The Franchise Act became effective on 1 October 1985. That statute regulates the termination and non-renewal of farm machinery and implement franchises and requires a manufacturer to repurchase the inventory of a dealer upon termination of a franchise. The Franchise Act defines the inventory which must be purchased and specifically sets forth the prices to be paid by the manufacturer and the time within which the repurchase must be completed. G.S. 66-184. The Act also allows a credit to the manufacturer for amounts owed to it by the dealer at the time of the termination. Id.

Plaintiff first argues that the trial court erred by granting partial summary judgment in favor of defendant by ruling that the Franchise Act did not apply to plaintiff’s lawsuit as a matter of law. We will, at this point, reference the fact that the appellants have failed to abide by our Rules of Appellate Procedure in that there are no assignments of error set out in their brief as required by Rule 28(b)(5). Although we would, therefore, according to that rule, be justified in ruling that the appellants have abandoned all assignments of error, we will nevertheless exercise our discretion and review the questions set out in the brief.

Plaintiff contends that the Franchise Act should apply to the termination of this Agreement despite the fact that the contract between the parties was signed more than two years prior to the effective date of this legislation. Plaintiff cites the “imminently clear” intent of the General Assembly to correct the abuses by manufacturers in connection with farm franchise terminations as support for the argument that the entire statute should be given a retroactive application.

*573It is a well established principal of law in this State that a statute is presumed to have prospective effect only and should not be construed to have a retroactive application unless such an intent is clearly expressed or arises by necessary implication from the terms of the legislation. In re Mitchell, 285 N.C. 77, 79-80, 203 S.E.2d 48, 50 (1974); Smith v. Mercer, 276 N.C. 329, 172 S.E.2d 489 (1970); In Re Estate of Proctor, 79 N.C. App. 646, 649, 340 S.E.2d 138, 141 (1986). Our Supreme Court has stated that “every reasonable doubt should be resolved against a retroactive operation of a statute.” Hicks v.
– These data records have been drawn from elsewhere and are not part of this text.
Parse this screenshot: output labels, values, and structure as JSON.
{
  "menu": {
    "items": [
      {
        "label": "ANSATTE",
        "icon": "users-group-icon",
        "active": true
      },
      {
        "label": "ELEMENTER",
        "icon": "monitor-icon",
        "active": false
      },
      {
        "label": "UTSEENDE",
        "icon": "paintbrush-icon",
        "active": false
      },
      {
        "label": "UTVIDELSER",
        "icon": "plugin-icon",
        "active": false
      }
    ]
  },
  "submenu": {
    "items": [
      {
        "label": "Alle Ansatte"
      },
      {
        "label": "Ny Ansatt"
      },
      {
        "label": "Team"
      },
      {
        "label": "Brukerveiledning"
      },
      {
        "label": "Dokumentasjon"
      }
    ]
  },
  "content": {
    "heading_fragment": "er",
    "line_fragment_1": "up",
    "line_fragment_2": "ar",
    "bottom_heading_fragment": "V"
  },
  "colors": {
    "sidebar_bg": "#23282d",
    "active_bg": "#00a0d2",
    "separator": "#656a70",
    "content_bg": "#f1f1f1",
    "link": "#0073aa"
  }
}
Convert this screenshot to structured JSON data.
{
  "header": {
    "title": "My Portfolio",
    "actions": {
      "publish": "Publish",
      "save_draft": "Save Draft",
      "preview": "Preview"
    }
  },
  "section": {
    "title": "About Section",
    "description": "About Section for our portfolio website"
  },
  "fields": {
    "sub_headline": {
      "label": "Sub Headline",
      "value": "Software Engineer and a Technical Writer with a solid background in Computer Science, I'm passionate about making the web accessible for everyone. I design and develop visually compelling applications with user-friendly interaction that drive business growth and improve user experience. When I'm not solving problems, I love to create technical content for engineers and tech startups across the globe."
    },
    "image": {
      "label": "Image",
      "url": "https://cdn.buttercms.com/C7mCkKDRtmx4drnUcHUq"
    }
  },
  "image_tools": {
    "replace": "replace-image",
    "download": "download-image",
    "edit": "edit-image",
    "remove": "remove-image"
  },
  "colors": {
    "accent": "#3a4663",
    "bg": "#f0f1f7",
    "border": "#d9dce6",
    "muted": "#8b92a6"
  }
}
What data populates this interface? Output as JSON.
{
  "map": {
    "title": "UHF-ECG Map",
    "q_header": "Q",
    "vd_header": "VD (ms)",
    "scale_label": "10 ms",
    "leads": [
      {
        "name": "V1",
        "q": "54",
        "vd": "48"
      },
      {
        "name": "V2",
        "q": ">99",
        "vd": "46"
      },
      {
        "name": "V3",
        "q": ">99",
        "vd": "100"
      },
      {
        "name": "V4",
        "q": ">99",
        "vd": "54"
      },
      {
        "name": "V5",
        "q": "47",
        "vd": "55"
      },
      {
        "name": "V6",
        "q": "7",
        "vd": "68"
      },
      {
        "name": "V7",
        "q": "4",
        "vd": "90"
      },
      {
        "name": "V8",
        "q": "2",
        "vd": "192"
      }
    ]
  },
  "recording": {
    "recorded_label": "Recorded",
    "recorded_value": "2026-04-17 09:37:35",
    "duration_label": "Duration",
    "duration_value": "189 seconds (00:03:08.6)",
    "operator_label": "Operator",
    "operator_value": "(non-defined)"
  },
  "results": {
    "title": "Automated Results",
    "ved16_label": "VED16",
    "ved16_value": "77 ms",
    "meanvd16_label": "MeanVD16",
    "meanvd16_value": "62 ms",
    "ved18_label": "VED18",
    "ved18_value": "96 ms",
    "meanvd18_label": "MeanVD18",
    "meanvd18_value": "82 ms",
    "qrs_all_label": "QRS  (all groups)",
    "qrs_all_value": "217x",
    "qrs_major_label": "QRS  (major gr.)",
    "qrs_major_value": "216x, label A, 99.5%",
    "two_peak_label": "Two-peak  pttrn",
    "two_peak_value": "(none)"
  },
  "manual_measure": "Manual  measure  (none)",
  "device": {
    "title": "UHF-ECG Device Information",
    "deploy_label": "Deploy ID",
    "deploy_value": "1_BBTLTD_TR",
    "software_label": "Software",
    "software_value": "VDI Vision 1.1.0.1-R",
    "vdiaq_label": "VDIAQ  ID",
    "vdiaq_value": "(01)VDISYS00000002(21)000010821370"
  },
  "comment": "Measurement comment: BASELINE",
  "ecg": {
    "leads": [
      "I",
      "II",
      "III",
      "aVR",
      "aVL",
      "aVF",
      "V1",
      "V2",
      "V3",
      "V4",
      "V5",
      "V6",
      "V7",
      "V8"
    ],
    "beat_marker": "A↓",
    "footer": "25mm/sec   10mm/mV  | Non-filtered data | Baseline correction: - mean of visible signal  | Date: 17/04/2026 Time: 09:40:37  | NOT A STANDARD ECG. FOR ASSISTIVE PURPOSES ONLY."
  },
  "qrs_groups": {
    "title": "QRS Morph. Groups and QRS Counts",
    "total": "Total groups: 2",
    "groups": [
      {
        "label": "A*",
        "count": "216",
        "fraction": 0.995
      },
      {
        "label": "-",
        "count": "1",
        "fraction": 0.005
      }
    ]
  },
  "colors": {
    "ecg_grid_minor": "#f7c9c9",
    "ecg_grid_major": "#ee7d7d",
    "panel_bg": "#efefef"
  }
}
Kearney, 189 N.C. 316, 319, 127 S.E.2d 205, 207 (1925).

The Franchise Act is silent as to the issue of retroactivity, stating only that it “shall become effective October 1, 1985.” Plaintiff contends, however, that, as the exclusive purpose of the Act is to govern franchise terminations and not to affect any “core expectation” of the contract itself, the intent for retroactive application is “inherent” in the terms of the statute. According to plaintiff and defendants Bass, the Franchise Act should be applicable to all franchise terminations occurring after the effective date of the legislation.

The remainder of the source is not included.